Kurtz issued a clarification on Trump’s outrageous claim after the interview.
“On late-term abortions, former Virginia governor Ralph Northam did say that in cases of severe deformity or non-viable fetus, the mother and doctors would decide what to do once the baby was born,” Kurtz said. “But [Northam] later backed off with a spokesperson saying he was not talking about killing babies, but extremely rare and tragic cases.”
At the time, a Northam spokesperson clarified the governor’s remarks, saying he was speaking about “tragic and extremely rare cases in which a woman with a nonviable pregnancy or severe fetal abnormalities went into labor.” And Northam’s remarks made that clear when he began with, “When we talk about third trimester abortions … it’s done in cases where there may be severe deformities, there may be a fetus that is non-viable.”
Kurtz added, “A CDC survey says fewer than 1% of all abortions take place at or after seven months of pregnancy.”

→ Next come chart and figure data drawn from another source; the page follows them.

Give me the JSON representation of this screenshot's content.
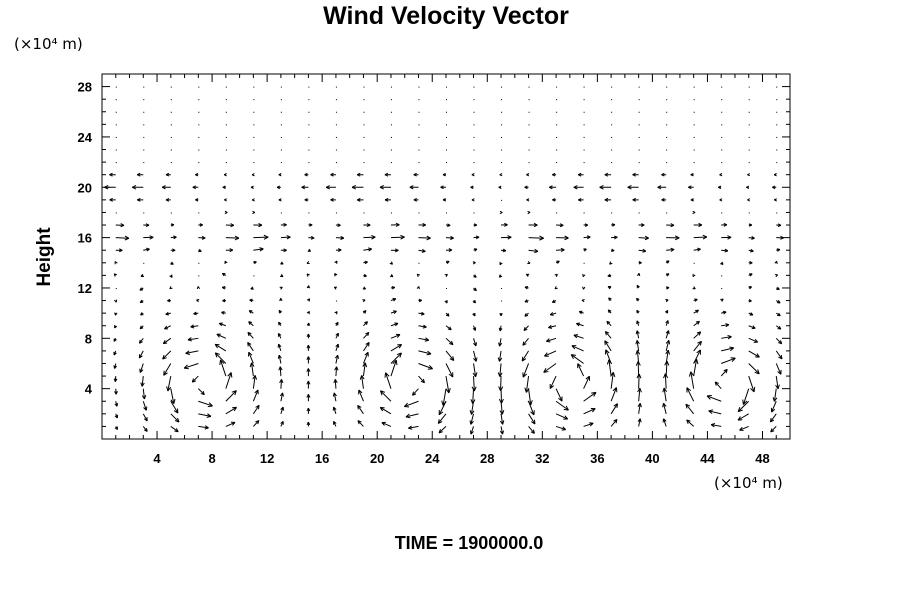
{
  "chart_data": {
    "type": "vector-field",
    "title": "Wind Velocity Vector",
    "xlabel": "",
    "ylabel": "Height",
    "x_unit_label": "(×10⁴ m)",
    "y_unit_label": "(×10⁴ m)",
    "xlim": [
      0,
      50
    ],
    "ylim": [
      0,
      29
    ],
    "x_ticks": [
      4,
      8,
      12,
      16,
      20,
      24,
      28,
      32,
      36,
      40,
      44,
      48
    ],
    "y_ticks": [
      4,
      8,
      12,
      16,
      20,
      24,
      28
    ],
    "grid": false,
    "series": [
      {
        "name": "",
        "description": "wind vectors on a regular grid (x every 2×10⁴ m, y every 1×10⁴ m)",
        "vortices": [
          {
            "x": 7.5,
            "y": 4.5,
            "rotation": "counterclockwise"
          },
          {
            "x": 22.5,
            "y": 4.5,
            "rotation": "clockwise"
          },
          {
            "x": 34.0,
            "y": 4.5,
            "rotation": "counterclockwise"
          },
          {
            "x": 45.5,
            "y": 4.5,
            "rotation": "clockwise"
          }
        ],
        "upper_jet": {
          "height": 16,
          "direction": "+x"
        },
        "return_flow": {
          "height": 20,
          "direction": "-x"
        }
      }
    ]
  },
  "footer": {
    "time_label": "TIME = 1900000.0"
  }
}
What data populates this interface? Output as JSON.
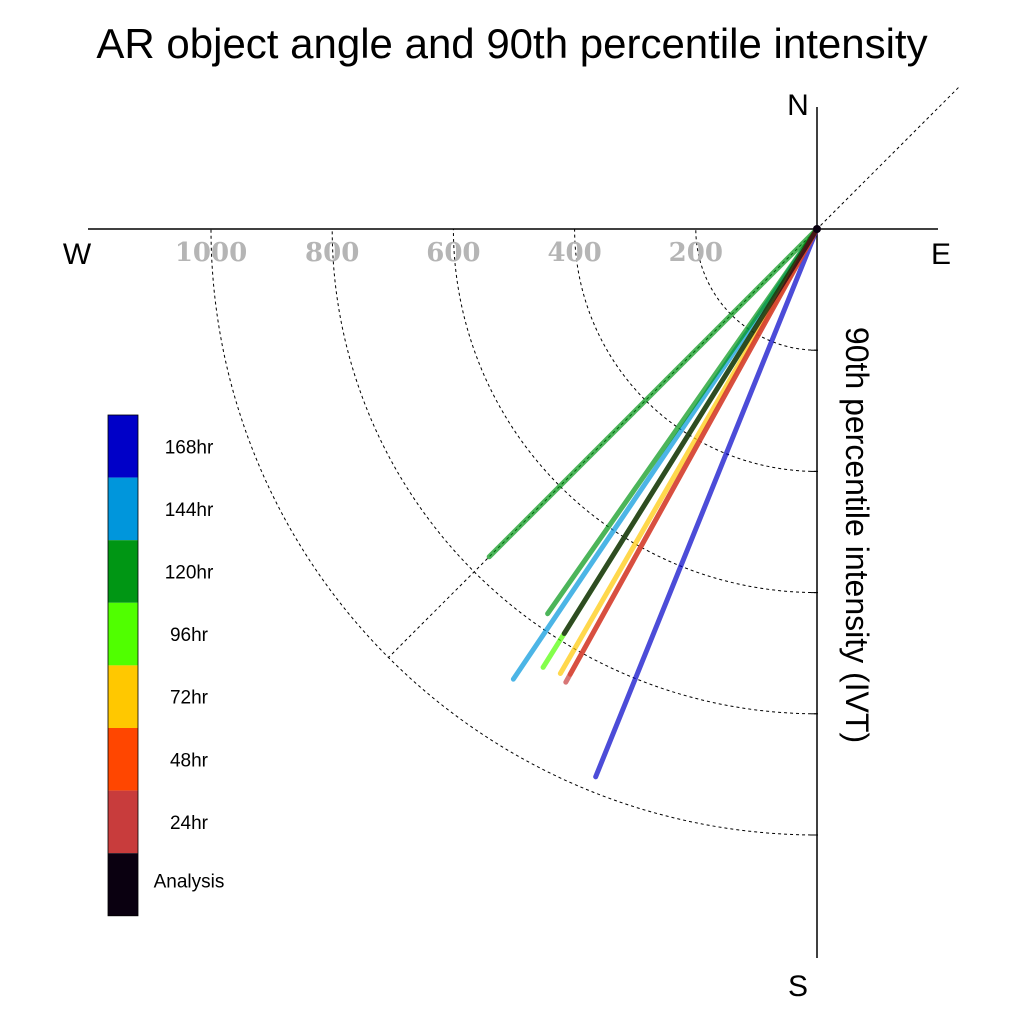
{
  "chart_data": {
    "type": "polar-vector",
    "title": "AR object angle and 90th percentile intensity",
    "ylabel": "90th percentile intensity (IVT)",
    "compass": {
      "north": "N",
      "south": "S",
      "east": "E",
      "west": "W"
    },
    "radial_ticks": [
      "1000",
      "800",
      "600",
      "400",
      "200"
    ],
    "radial_tick_values": [
      1000,
      800,
      600,
      400,
      200
    ],
    "rlim": [
      0,
      1200
    ],
    "grid": true,
    "legend_position": "left",
    "series": [
      {
        "name": "168hr",
        "color": "#0000c8",
        "angle_deg": 202,
        "intensity": 975
      },
      {
        "name": "144hr",
        "color": "#0096dc",
        "angle_deg": 214,
        "intensity": 896
      },
      {
        "name": "120hr",
        "color": "#009614",
        "angle_deg": 225,
        "intensity": 765
      },
      {
        "name": "120hr",
        "color": "#009614",
        "angle_deg": 215,
        "intensity": 775
      },
      {
        "name": "96hr",
        "color": "#50ff00",
        "angle_deg": 212,
        "intensity": 853
      },
      {
        "name": "72hr",
        "color": "#ffc800",
        "angle_deg": 210,
        "intensity": 847
      },
      {
        "name": "48hr",
        "color": "#ff4600",
        "angle_deg": 209,
        "intensity": 840
      },
      {
        "name": "24hr",
        "color": "#c83c3c",
        "angle_deg": 209,
        "intensity": 855
      },
      {
        "name": "Analysis",
        "color": "#0a0010",
        "angle_deg": 212,
        "intensity": 787
      }
    ],
    "legend": [
      {
        "label": "168hr",
        "color": "#0000c8"
      },
      {
        "label": "144hr",
        "color": "#0096dc"
      },
      {
        "label": "120hr",
        "color": "#009614"
      },
      {
        "label": "96hr",
        "color": "#50ff00"
      },
      {
        "label": "72hr",
        "color": "#ffc800"
      },
      {
        "label": "48hr",
        "color": "#ff4600"
      },
      {
        "label": "24hr",
        "color": "#c83c3c"
      },
      {
        "label": "Analysis",
        "color": "#0a0010"
      }
    ]
  }
}
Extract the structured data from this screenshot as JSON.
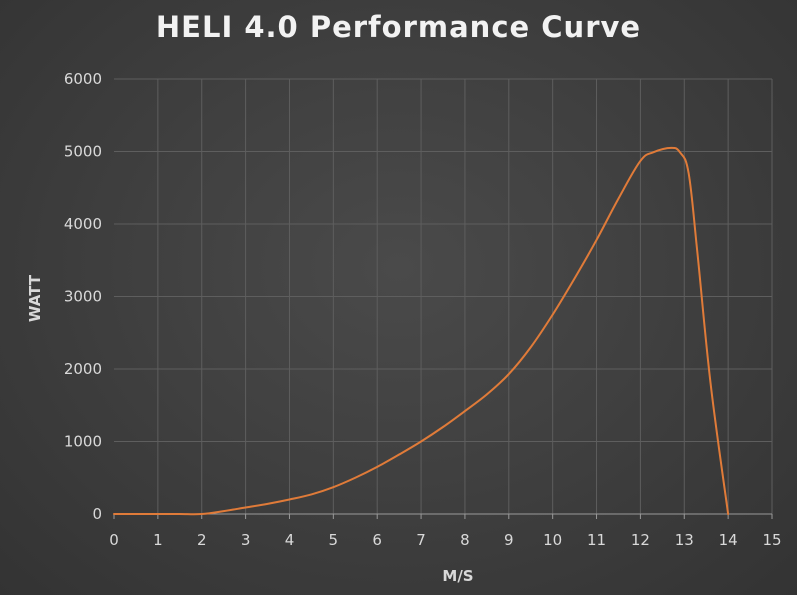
{
  "chart_data": {
    "type": "line",
    "title": "HELI 4.0 Performance Curve",
    "xlabel": "M/S",
    "ylabel": "WATT",
    "xlim": [
      0,
      15
    ],
    "ylim": [
      0,
      6000
    ],
    "x_ticks": [
      "0",
      "1",
      "2",
      "3",
      "4",
      "5",
      "6",
      "7",
      "8",
      "9",
      "10",
      "11",
      "12",
      "13",
      "14",
      "15"
    ],
    "y_ticks": [
      "0",
      "1000",
      "2000",
      "3000",
      "4000",
      "5000",
      "6000"
    ],
    "grid": true,
    "legend": "none",
    "series": [
      {
        "color": "#e07b39",
        "x": [
          0,
          1,
          1.5,
          2,
          2.5,
          3,
          3.5,
          4,
          4.5,
          5,
          5.5,
          6,
          6.5,
          7,
          7.5,
          8,
          8.5,
          9,
          9.5,
          10,
          10.5,
          11,
          11.5,
          12,
          12.3,
          12.7,
          12.9,
          13.1,
          13.3,
          13.6,
          14
        ],
        "y": [
          0,
          0,
          0,
          0,
          40,
          90,
          140,
          200,
          270,
          370,
          500,
          650,
          820,
          1000,
          1200,
          1420,
          1650,
          1930,
          2300,
          2750,
          3250,
          3780,
          4350,
          4870,
          4990,
          5050,
          4990,
          4700,
          3600,
          1800,
          0
        ]
      }
    ]
  }
}
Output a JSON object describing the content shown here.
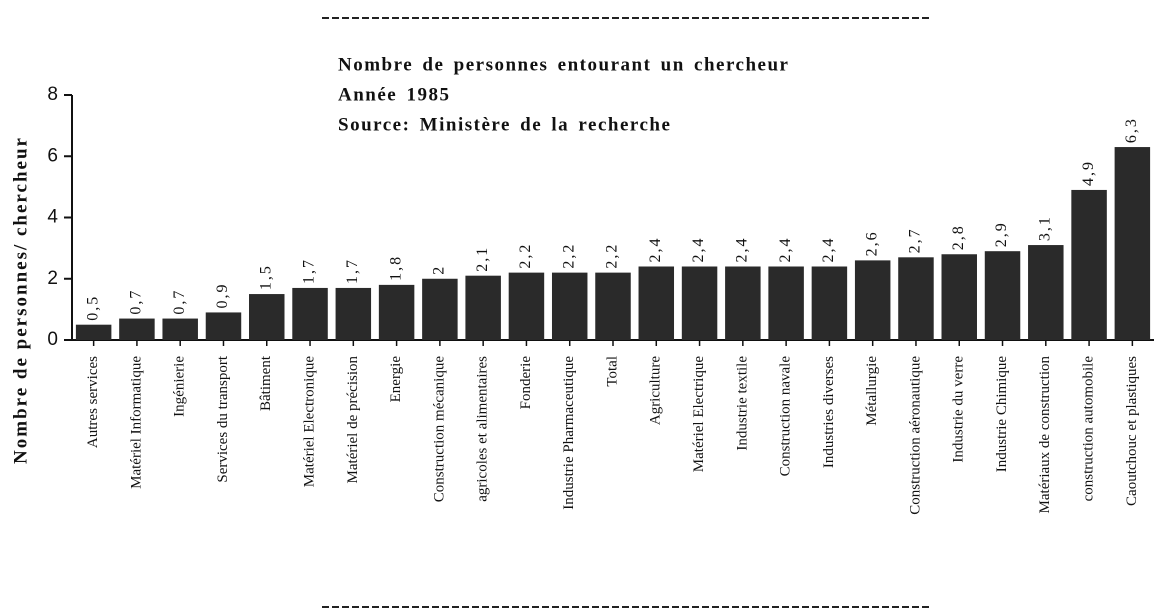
{
  "chart_data": {
    "type": "bar",
    "title": "Nombre de personnes entourant un chercheur",
    "subtitle": [
      "Année  1985",
      "Source:  Ministère  de  la  recherche"
    ],
    "y_label": "Nombre  de  personnes/  chercheur",
    "categories": [
      "Autres services",
      "Matériel Informatique",
      "Ingénierie",
      "Services du transport",
      "Bâtiment",
      "Matériel Electronique",
      "Matériel de précision",
      "Energie",
      "Construction mécanique",
      "agricoles et alimentaires",
      "Fonderie",
      "Industrie Pharmaceutique",
      "Total",
      "Agriculture",
      "Matériel Electrique",
      "Industrie textile",
      "Construction navale",
      "Industries diverses",
      "Métallurgie",
      "Construction aéronautique",
      "Industrie du verre",
      "Industrie Chimique",
      "Matériaux de construction",
      "construction automobile",
      "Caoutchouc et plastiques"
    ],
    "values": [
      0.5,
      0.7,
      0.7,
      0.9,
      1.5,
      1.7,
      1.7,
      1.8,
      2,
      2.1,
      2.2,
      2.2,
      2.2,
      2.4,
      2.4,
      2.4,
      2.4,
      2.4,
      2.6,
      2.7,
      2.8,
      2.9,
      3.1,
      4.9,
      6.3
    ],
    "value_labels": [
      "0,5",
      "0,7",
      "0,7",
      "0,9",
      "1,5",
      "1,7",
      "1,7",
      "1,8",
      "2",
      "2,1",
      "2,2",
      "2,2",
      "2,2",
      "2,4",
      "2,4",
      "2,4",
      "2,4",
      "2,4",
      "2,6",
      "2,7",
      "2,8",
      "2,9",
      "3,1",
      "4,9",
      "6,3"
    ],
    "color": "#2a2a2a",
    "ylim": [
      0,
      8
    ],
    "yticks": [
      0,
      2,
      4,
      6,
      8
    ],
    "grid": false
  }
}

On the issue of Russia, Trump speculated that President Vladimir Putin may have been involved in the death of political dissident Alexei Navalny. “I don’t know but perhaps. Possibly, I could say probably. I don’t know,” Trump said of Putin’s involvement. “[Navalny was] a young man, so statistically he’d be alive for a long time. If you go by the insurance numbers, he’d be alive for another 40 years. So something happened that was unusual.”
“You certainly can’t say for sure, but certainly that would look like something very bad happened,” Trump added.
Trump also continued his false claims that the election was “rigged.”
“You can cut this if you want, but the election was rigged,” he said. “You know, Fox may want to cut that one out, but that’s OK… It was so rigged, it was so crazy, but we’re gonna do it again.”